5. Come è triste che membri della stessa famiglia non si parlino, evitino di guardarsi, di incontrarsi! Come è doloroso che dei musulmani e dei cristiani, che fanno parte dell'unica famiglia umana, si ignorino, non si scambino più saluti o, peggio ancora, litighino! Al contrario, come è bello vivere in pace con tutti, incontrarsi, parlare delle nostre gioie e delle nostre pene, delle nostre angosce e delle nostre speranze! Come non vedere nel dialogo fra credenti, e precisamente fra musulmani e cristiani, un segno di speranza, per il presente e per l'avvenire?

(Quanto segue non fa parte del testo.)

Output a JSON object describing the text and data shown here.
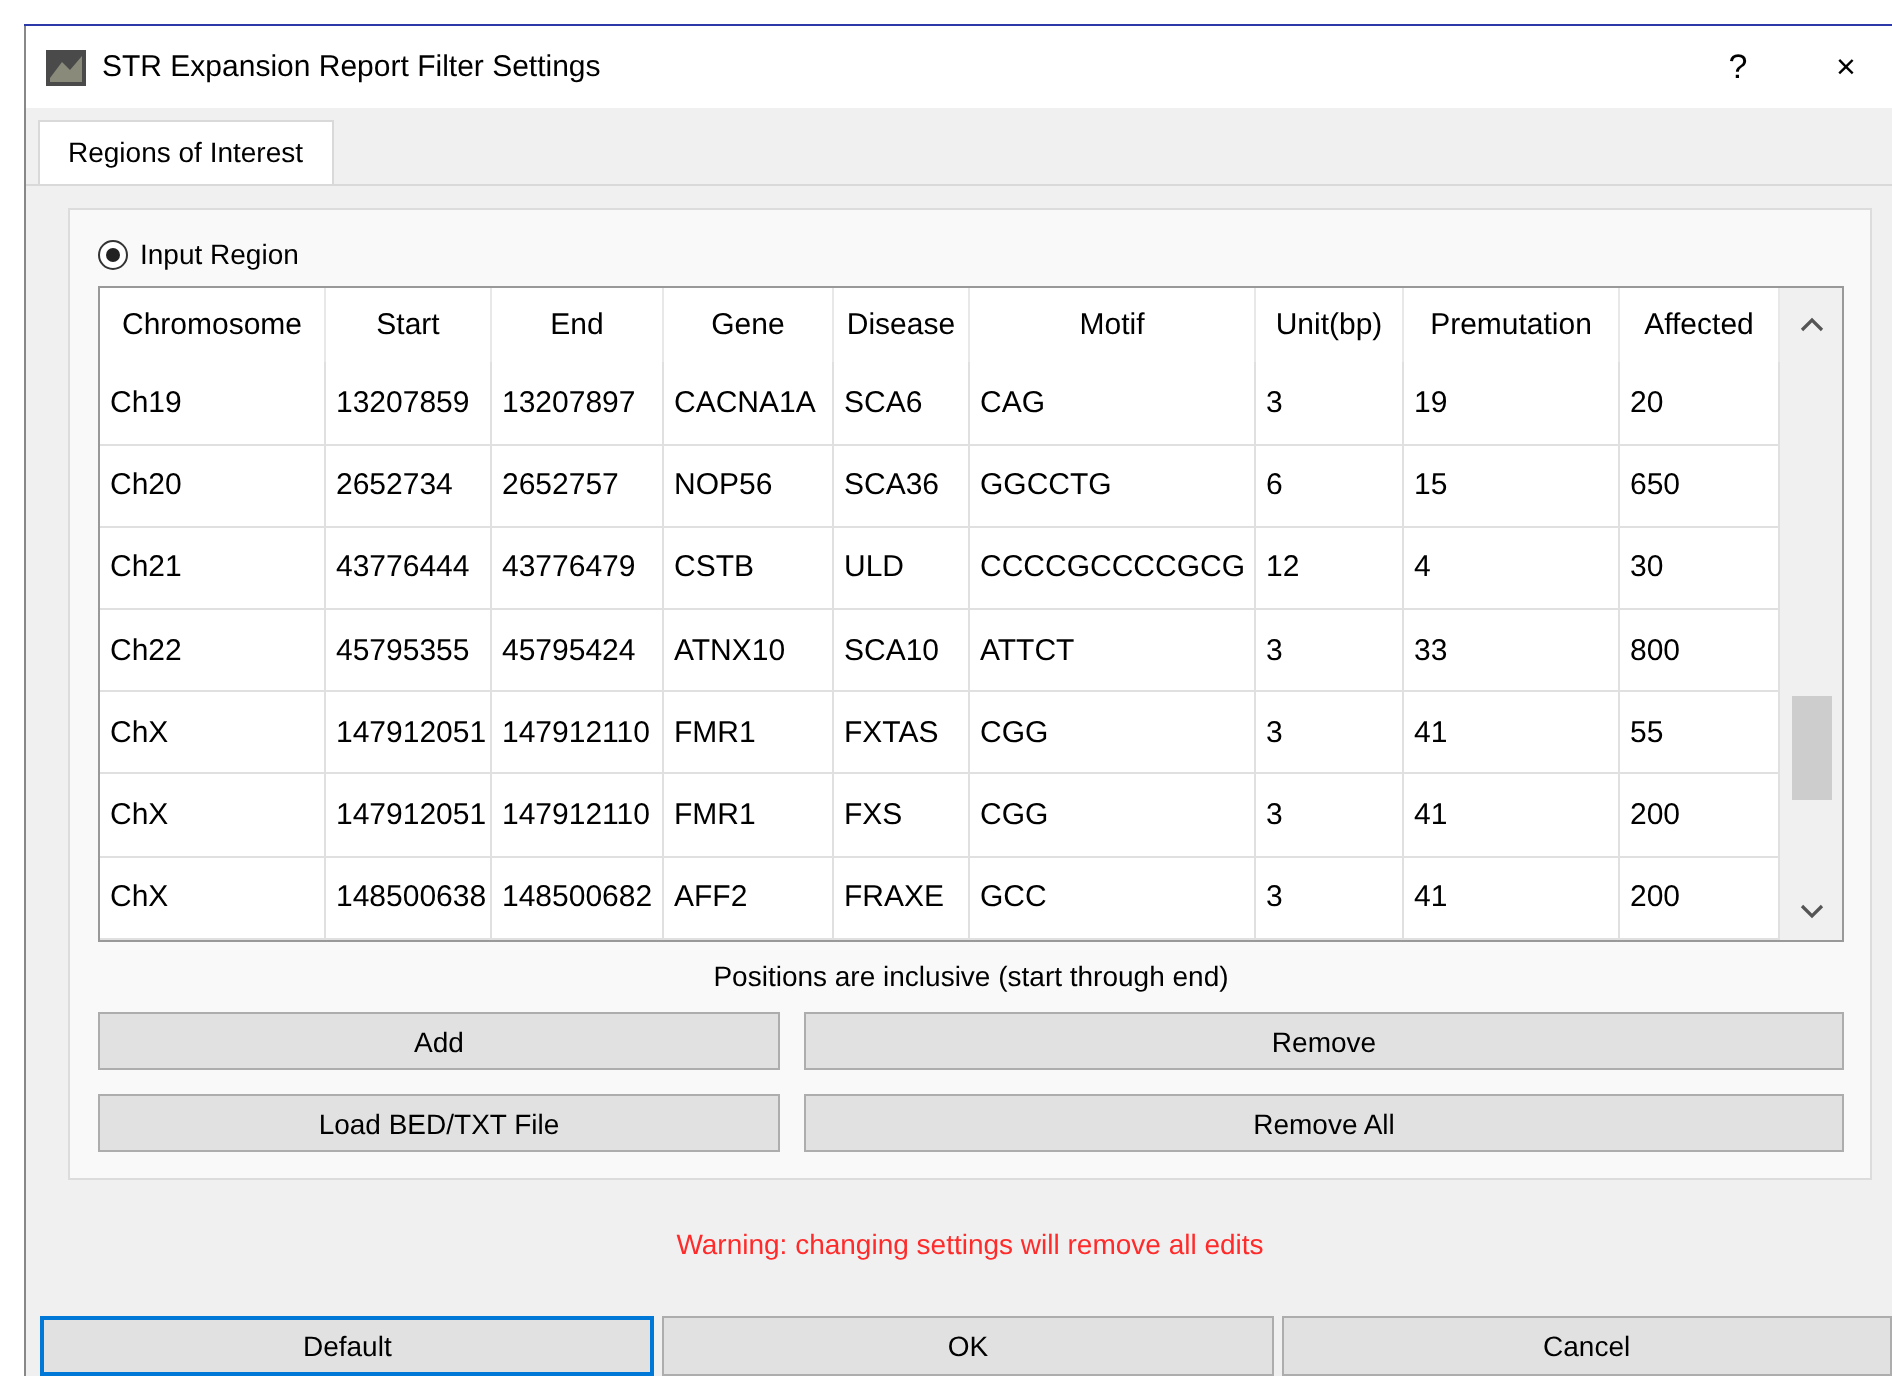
{
  "window": {
    "title": "STR Expansion Report Filter Settings",
    "help": "?",
    "close": "×"
  },
  "tabs": [
    {
      "label": "Regions of Interest",
      "selected": true
    }
  ],
  "radio": {
    "label": "Input Region",
    "selected": true
  },
  "table": {
    "columns": [
      "Chromosome",
      "Start",
      "End",
      "Gene",
      "Disease",
      "Motif",
      "Unit(bp)",
      "Premutation",
      "Affected"
    ],
    "rows": [
      [
        "Ch19",
        "13207859",
        "13207897",
        "CACNA1A",
        "SCA6",
        "CAG",
        "3",
        "19",
        "20"
      ],
      [
        "Ch20",
        "2652734",
        "2652757",
        "NOP56",
        "SCA36",
        "GGCCTG",
        "6",
        "15",
        "650"
      ],
      [
        "Ch21",
        "43776444",
        "43776479",
        "CSTB",
        "ULD",
        "CCCCGCCCCGCG",
        "12",
        "4",
        "30"
      ],
      [
        "Ch22",
        "45795355",
        "45795424",
        "ATNX10",
        "SCA10",
        "ATTCT",
        "3",
        "33",
        "800"
      ],
      [
        "ChX",
        "147912051",
        "147912110",
        "FMR1",
        "FXTAS",
        "CGG",
        "3",
        "41",
        "55"
      ],
      [
        "ChX",
        "147912051",
        "147912110",
        "FMR1",
        "FXS",
        "CGG",
        "3",
        "41",
        "200"
      ],
      [
        "ChX",
        "148500638",
        "148500682",
        "AFF2",
        "FRAXE",
        "GCC",
        "3",
        "41",
        "200"
      ]
    ]
  },
  "caption": "Positions are inclusive (start through end)",
  "actions": [
    [
      "Add",
      "Remove"
    ],
    [
      "Load BED/TXT File",
      "Remove All"
    ]
  ],
  "warning": "Warning: changing settings will remove all edits",
  "buttons": [
    {
      "label": "Default",
      "focused": true
    },
    {
      "label": "OK",
      "focused": false
    },
    {
      "label": "Cancel",
      "focused": false
    }
  ]
}
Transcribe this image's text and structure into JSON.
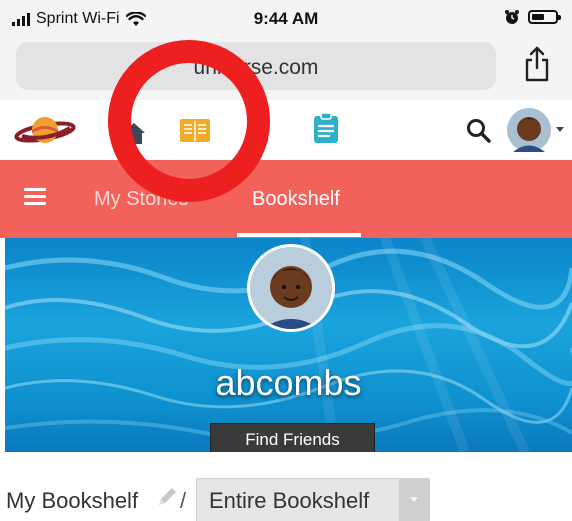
{
  "status_bar": {
    "carrier": "Sprint Wi-Fi",
    "time": "9:44 AM",
    "battery_level": 0.55
  },
  "browser": {
    "url": "universe.com"
  },
  "nav": {
    "icons": [
      "saturn-logo-icon",
      "home-icon",
      "book-icon",
      "document-icon",
      "clipboard-icon",
      "search-icon",
      "avatar"
    ],
    "accent_colors": {
      "book": "#f0a928",
      "clipboard": "#2eb0c8",
      "logo": "#e25a3c"
    }
  },
  "tabs": {
    "items": [
      {
        "label": "My Stories"
      },
      {
        "label": "Bookshelf"
      }
    ],
    "active_index": 1,
    "color": "#f2615a"
  },
  "profile": {
    "username": "abcombs",
    "find_friends": "Find Friends"
  },
  "bookshelf": {
    "title": "My Bookshelf",
    "separator": "/",
    "filter_value": "Entire Bookshelf"
  },
  "annotation": {
    "color": "#ee1f1f"
  }
}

6. L'uomo di fede e di speranza è, allo stesso tempo, un uomo realista, che non può non fissare lo sguardo sulla realtà, nelle sue dimensioni positive e negative. Non possiamo ignorare i drammi dei nostro mondo: la guerra fra diversi paesi, le guerre civili, il terrorismo in tutte le sue forme, l'ingiustizia che allarga sempre di più il fossato fra ricchi e poveri, la fame, la mancanza per molti di un tetto, la disoccupazione - soprattutto fra i giovani -, la droga, l'immoralità, l'aborto. La lista potrebbe allungarsi. Quindi, la piccola luce di speranza deve restare sempre accesa e brillare sui cammini dell'umanità verso un futuro migliore.

7. Cristiani e musulmani, noi possiamo collaborare per donare più speranza all'umanità. Perciò, dobbiamo fin dall'inizio accettarci come diversi, rispettarci reciprocamente ed amarci veramente, sotto lo sguardo di Dio che elargisce a tutti la sua misericordia. Noi siamo chiamati a stringere un "patto di pace", per il quale dichiariamo di rinunciare all'uso della violenza come metodo di soluzione delle controversie. Vogliamo presentarci al mondo come credenti in Dio e fedeli all'uomo, alla sua dignità e ai suoi diritti. Allora noi saremo più credibili in quanto credenti, e saremo per l'umanità un segno particolare di speranza che si aggiunge a quelli che già esistono.

8. E' in questo spirito che vi rivolgo, cari amici musulmani, i miei auguri per 'id al-Fitr.